A decisão de enviar esta lista foi tomada pela comissão “depois de muito ponderar” sobre o que fazer com um grande conjunto de casos que são particularmente complexos: aqueles que já prescreveram, mas cujo suspeito continua vivo e no ativo. O grande problema destes casos está associado ao alto risco de reincidência dos crimes de abuso sexual de crianças — e com o medo que os elementos da comissão têm de que a não investigação destes casos devido à prescrição permita que potenciais abusadores continuem a contactar com crianças.

Os números, os métodos e a reação da Igreja. Como se compara o relatório dos abusos na Igreja com investigações de outros países?

No final, a comissão independente decidiu não incluir o nome dos abusadores no relatório final (ao contrário do que fizeram outras comissões, noutros países), mas elaborar uma lista com os abusadores ainda no ativo e enviá-la para a Igreja e para o MP. Por um lado, a Igreja poderá abrir processos canónicos aos abusadores, uma vez que o prazo de prescrição no Direito Canónico é mais alargado e pode até ser derrogado pela Santa Sé; por outro lado, caberá ao MP decidir se pretende ou não dedicar especial atenção àqueles suspeitos, mesmo que os seus alegados crimes já tenham prescrito.

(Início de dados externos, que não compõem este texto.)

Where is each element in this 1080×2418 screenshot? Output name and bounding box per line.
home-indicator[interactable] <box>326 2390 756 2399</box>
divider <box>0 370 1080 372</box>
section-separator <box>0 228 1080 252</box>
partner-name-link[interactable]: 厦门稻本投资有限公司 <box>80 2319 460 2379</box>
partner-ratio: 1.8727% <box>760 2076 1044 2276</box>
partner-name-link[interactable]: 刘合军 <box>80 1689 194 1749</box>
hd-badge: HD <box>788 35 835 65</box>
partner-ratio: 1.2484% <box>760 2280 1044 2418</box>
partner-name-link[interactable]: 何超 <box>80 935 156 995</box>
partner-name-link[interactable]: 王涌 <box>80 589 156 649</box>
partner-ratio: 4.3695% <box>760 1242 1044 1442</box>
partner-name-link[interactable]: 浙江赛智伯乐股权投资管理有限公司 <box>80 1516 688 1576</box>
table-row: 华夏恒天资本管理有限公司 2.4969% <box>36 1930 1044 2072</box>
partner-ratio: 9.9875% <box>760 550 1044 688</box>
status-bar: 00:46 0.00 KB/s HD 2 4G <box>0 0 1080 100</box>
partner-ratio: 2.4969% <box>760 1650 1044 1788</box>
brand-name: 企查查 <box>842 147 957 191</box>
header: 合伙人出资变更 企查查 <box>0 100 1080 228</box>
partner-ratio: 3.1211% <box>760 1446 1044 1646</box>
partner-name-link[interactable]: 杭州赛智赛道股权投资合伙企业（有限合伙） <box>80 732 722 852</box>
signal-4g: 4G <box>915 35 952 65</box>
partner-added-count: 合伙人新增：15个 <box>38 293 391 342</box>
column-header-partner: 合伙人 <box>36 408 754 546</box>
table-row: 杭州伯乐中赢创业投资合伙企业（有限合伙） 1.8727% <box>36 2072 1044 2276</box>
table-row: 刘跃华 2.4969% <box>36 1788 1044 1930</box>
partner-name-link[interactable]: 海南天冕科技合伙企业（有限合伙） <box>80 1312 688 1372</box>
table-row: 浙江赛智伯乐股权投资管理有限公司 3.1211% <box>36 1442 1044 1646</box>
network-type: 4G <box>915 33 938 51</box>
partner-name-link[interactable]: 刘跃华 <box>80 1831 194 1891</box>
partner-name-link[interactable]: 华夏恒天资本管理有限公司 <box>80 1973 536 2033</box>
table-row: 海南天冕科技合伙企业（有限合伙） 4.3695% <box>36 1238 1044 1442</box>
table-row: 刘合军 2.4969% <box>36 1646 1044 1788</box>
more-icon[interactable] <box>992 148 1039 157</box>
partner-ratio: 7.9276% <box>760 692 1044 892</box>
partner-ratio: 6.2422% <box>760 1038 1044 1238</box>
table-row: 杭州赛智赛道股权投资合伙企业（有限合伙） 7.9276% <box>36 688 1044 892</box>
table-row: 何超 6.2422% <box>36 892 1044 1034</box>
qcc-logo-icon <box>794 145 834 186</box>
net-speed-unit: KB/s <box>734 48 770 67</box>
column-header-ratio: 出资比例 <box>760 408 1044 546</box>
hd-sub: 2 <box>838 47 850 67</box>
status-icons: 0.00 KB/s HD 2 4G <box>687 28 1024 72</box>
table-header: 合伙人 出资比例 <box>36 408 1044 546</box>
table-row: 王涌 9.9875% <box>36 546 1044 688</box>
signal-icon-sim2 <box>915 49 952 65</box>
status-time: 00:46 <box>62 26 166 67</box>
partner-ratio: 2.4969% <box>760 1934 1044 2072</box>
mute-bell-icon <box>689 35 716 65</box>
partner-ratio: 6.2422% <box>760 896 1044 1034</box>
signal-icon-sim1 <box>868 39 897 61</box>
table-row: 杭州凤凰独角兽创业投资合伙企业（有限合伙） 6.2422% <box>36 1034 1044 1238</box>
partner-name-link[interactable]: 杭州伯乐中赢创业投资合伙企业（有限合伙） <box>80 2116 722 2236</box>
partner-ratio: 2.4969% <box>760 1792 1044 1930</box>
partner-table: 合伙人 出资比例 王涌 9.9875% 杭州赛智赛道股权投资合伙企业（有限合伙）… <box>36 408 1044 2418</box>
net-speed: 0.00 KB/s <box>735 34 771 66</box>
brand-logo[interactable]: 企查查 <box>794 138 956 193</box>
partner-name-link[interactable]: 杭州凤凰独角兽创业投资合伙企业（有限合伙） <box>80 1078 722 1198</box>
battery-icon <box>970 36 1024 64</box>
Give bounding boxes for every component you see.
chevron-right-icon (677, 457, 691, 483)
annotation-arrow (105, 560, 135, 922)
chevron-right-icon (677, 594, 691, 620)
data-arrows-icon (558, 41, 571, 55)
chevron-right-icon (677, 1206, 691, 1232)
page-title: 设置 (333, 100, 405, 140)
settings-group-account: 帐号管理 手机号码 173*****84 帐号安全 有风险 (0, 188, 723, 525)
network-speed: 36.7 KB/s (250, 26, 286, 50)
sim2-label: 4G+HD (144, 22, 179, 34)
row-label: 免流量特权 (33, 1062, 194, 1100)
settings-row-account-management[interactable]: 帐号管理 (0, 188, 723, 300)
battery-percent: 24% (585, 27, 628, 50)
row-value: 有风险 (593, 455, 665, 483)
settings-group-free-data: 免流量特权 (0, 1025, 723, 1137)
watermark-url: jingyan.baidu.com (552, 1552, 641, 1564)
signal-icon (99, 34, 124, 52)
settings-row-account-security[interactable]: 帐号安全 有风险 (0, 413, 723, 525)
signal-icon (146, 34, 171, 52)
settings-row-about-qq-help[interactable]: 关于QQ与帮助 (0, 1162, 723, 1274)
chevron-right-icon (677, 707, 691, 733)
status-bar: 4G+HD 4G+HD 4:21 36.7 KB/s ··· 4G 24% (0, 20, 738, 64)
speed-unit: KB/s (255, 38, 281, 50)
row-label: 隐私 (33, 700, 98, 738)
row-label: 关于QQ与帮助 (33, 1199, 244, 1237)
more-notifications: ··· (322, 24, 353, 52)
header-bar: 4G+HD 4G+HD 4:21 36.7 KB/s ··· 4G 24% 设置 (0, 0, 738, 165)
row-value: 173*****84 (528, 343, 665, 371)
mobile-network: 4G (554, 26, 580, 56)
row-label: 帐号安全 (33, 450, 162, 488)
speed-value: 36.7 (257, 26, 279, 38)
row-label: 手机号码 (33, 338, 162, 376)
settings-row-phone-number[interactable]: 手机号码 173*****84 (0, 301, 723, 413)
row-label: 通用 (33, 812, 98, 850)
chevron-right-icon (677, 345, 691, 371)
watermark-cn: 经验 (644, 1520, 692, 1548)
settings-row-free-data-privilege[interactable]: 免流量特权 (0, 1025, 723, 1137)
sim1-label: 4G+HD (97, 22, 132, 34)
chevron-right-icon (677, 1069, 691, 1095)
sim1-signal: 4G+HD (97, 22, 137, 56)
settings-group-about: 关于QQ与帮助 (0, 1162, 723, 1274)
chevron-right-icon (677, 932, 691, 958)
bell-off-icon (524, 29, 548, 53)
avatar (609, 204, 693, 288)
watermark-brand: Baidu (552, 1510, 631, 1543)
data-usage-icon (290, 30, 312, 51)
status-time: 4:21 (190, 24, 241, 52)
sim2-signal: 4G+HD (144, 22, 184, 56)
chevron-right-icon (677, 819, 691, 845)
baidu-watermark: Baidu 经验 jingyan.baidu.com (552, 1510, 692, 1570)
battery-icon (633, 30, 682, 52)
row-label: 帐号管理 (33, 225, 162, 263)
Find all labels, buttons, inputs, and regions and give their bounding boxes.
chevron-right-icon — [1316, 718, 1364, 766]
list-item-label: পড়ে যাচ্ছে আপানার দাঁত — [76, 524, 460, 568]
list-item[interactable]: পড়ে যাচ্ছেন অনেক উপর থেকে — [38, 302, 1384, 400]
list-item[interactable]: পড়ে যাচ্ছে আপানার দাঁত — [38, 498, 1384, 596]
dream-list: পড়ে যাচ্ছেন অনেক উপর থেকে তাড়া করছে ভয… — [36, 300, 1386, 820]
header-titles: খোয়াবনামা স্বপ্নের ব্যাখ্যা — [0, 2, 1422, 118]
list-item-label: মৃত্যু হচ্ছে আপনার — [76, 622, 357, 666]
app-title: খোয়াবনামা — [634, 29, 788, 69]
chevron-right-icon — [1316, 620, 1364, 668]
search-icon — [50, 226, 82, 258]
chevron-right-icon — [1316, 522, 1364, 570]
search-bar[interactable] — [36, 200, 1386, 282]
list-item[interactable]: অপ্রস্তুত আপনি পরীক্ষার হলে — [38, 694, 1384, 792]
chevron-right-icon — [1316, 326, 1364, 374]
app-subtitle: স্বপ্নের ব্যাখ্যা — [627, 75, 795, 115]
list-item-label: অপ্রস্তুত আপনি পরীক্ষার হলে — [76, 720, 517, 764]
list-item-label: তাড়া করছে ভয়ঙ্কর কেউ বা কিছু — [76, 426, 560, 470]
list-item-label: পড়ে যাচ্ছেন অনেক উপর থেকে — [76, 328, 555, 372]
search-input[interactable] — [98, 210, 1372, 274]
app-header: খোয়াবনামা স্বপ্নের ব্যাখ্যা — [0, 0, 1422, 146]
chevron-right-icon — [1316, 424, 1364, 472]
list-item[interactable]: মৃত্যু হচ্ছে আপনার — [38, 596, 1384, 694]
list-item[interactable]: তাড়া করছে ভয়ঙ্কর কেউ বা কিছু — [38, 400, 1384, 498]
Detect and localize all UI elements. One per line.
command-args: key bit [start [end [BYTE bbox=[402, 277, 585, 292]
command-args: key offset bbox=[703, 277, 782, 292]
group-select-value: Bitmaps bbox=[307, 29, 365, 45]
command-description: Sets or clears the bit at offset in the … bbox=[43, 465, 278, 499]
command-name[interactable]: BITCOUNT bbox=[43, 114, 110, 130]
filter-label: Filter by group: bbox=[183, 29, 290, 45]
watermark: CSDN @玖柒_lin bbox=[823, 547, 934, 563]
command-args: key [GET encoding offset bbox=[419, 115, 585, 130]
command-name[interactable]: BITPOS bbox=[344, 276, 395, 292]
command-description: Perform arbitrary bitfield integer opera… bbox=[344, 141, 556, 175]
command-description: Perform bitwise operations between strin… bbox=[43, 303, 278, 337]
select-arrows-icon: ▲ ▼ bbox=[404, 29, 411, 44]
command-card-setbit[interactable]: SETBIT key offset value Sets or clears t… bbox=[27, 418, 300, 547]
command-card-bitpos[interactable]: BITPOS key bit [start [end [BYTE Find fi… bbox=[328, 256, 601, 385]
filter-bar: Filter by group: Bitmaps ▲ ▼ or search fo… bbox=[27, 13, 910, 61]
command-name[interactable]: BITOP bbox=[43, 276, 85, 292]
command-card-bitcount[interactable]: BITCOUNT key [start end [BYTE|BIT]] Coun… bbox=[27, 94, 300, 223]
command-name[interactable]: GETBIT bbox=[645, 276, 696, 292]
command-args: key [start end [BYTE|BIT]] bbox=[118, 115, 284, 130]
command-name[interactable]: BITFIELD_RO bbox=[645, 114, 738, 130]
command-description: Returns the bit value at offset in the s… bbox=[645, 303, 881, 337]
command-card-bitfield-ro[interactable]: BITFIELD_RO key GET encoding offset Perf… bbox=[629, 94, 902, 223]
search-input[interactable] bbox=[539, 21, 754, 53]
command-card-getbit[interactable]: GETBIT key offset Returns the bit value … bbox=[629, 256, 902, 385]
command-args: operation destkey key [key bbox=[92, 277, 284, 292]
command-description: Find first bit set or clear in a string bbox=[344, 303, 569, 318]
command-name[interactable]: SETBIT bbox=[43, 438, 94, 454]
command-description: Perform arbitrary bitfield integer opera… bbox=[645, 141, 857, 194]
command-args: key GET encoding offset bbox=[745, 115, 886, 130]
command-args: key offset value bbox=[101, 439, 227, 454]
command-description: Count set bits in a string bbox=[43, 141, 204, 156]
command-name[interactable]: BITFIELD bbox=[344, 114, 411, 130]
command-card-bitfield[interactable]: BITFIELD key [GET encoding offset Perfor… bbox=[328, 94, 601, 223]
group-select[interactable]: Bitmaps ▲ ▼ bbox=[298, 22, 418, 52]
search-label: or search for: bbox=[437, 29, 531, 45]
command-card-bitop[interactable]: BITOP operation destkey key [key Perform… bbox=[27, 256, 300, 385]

Já depois da apresentação do relatório final, na segunda-feira, o bispo de Leiria-Fátima, D. José Ornelas, presidente da Conferência Episcopal Portuguesa, reagiu ao relatório garantindo que “os abusadores de menores não podem ter cargos dentro do ministério“.

D. José Ornelas reagiu numa conferência de imprensa na tarde de segunda-feira

JOÃO PORFÍRIO/OBSERVADOR

No entanto, o bispo salientou que “cada caso é um caso” e que para cada um deles terá de ser aberto o respetivo processo canónico, “para não andarmos à caça de bruxas, para que quem realmente cometeu crimes seja punido”. Na conferência de imprensa da tarde de segunda-feira, em reação ao conteúdo do relatório, o bispo não se comprometeu com o afastamento preventivo de todos os padres que surjam na lista, embora essa seja uma das possibilidades previstas pelo Direito Canónico.

Para o pedopsiquiatra Pedro Strecht, é na mudança nas lógicas de ação da Igreja Católica que reside o sucesso da justiça para as vítimas. “Não chega retiros espirituais, não chega retiradas transitórias de situações. Desculpem-me a linguagem, mas não há milagres”, disse Strecht na conferência de imprensa. “Não querendo ser Humberto Delgado… Obviamente, afastava-os.”

A Comissão Independente para o Estudo dos Abusos Sexuais contra as Crianças na Igreja Católica Portuguesa foi estabelecida no final de 2021 por decisão da Conferência Episcopal Portuguesa, após um debate público intenso em Portugal em torno do assunto, devido ao escândalo que eclodiu em França na sequência da publicação de um relatório semelhante.